La tumba no pudo dejar al Hijo de Dios
sepultado; y al tercer día después de la
crucifixión, el Espíritu de Dios vino sobre El,
y lo levantó de los muertos. Dice el evangelio
según Marcos 16:4-6, “Pero cuando miraron,
vieron removida la piedra, que era muy grande. Y
cuando entraron en el sepulcro, vieron a un
joven sentado al lado derecho, cubierto de una
larga ropa blanca; y se espantaron. Mas él les
dijo: No os asustéis; buscáis a Jesús nazareno,
el que fue crucificado; ha resucitado, no está
aquí; mirad el lugar en donde le pusieron.”
Por medio de Su resurrección Cristo destruyó el
aguijón de la muerte, y le quitó todo poder al
sepulcro. Las Escrituras revelan que el aguijón
de la muerte era el pecado y que el poder del
pecado residía en la ley que nos condenaba. No
obstante, cuando Cristo aniquiló el poder del
pecado en la cruz del Calvario, la muerte ya no
pudo seguir amedrentándonos: “Sorbida es la
muerte en victoria. ¿Dónde está, oh muerte, tu
aguijón? ¿Dónde, oh sepulcro tu victoria? Ya que
el aguijón de la muerte es el pecado, y el poder
del pecado, la ley. Mas gracias sean dadas a
Dios, que nos da la victoria por medio de
nuestro Señor Jesucristo” (1 Corintios
15:54-57).
Y porque nuestro amado Salvador venció, las
puertas del infierno no pueden ni podrán
prevalecer contra la Iglesia, dado que: “Ha sido
lanzado fuera el acusador de nuestros hermanos,
el que acusaba delante de nuestro Dios día y
noche. Y ellos le han vencido por medio de la
sangre del Cordero…” (Apocalipsis 12:10-11).
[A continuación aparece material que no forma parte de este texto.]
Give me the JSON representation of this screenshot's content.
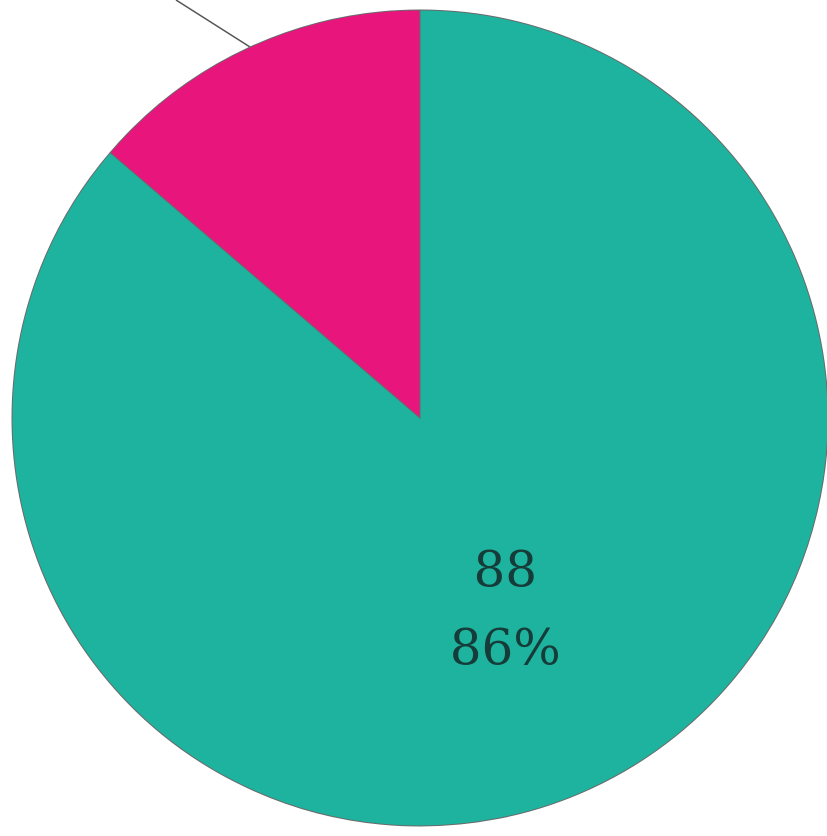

Amados lectores, no tenemos por que temerle a la
muerte ni a nada, antes por el contrario, hemos
de hacer nuestras las palabras de aquel
personaje, cuando exhortó a las mujeres a no
tener miedo ni asustarse. Efectivamente, en
Cristo el temor ha sido vencido, y por ende,
cuando venimos a El, Su amor perfecto destruye
el temor que pueda invadimos: “En esto se ha
perfeccionado el amor en nosotros, para que
tengamos confianza en el día del juicio; pues
como él es, así somos nosotros en este mundo. En
el amor no hay temor” (1 Juan 4: 17-18).
El cristiano no puede vivir angustiado,
desesperado y temeroso, por cuanto la obra
redentora de Dios en nosotros nos ha dado
perfecta confianza. Por consiguiente, es de gran
estima ante los ojos de Dios la muerte de los
justos, por cuanto aquel que muere en el Señor
sabe que su alma se reunirá al fin con El.
LA VICTOIRA SOBRE LA TRISTEZA Y LA IGNORANCIA
Antes de saber que Jesús había resucitado, los
discípulos se hallaban en un estado de
postración y de tristeza inimaginables. Hasta
tal punto, que cuando María Magdalena vino a
anunciarles la resurrección, ellos, ocupados en
llorar y gemir, no la creyeron (Marcos 16:11).
A pesar de que Cristo anunció varias veces que
moriría y resucitaría al tercer día, los
discípulos nunca habían interiorizado aquellas
palabras. Para ellos, la crucifixión había
marcado el final de su discipulado, y cada uno
regresó a su casa y a sus profesiones
respectivas. Mas Cristo se les apareció para
devolverles el gozo, y cuando les enseñó sus
llagas y su costado, pruebas irrefutables de que
era El, aquellos se regocijaron grandemente.
Existe un concepto erróneo, según el cual, el
cristino camina por un sendero de rosas, y que
ninguna tristeza puede afectarlo, porque esto
significaría que Dios ya no esta con el. No
obstante, esta idea contradice las palabras del
Señor Jesucristo cuando dijo que en esta tierra
no seríamos exentos de tribulaciones, pero que
El se comprometía a darnos Su paz divina: “Estas
cosas os he hablado para que en mí tenéis paz.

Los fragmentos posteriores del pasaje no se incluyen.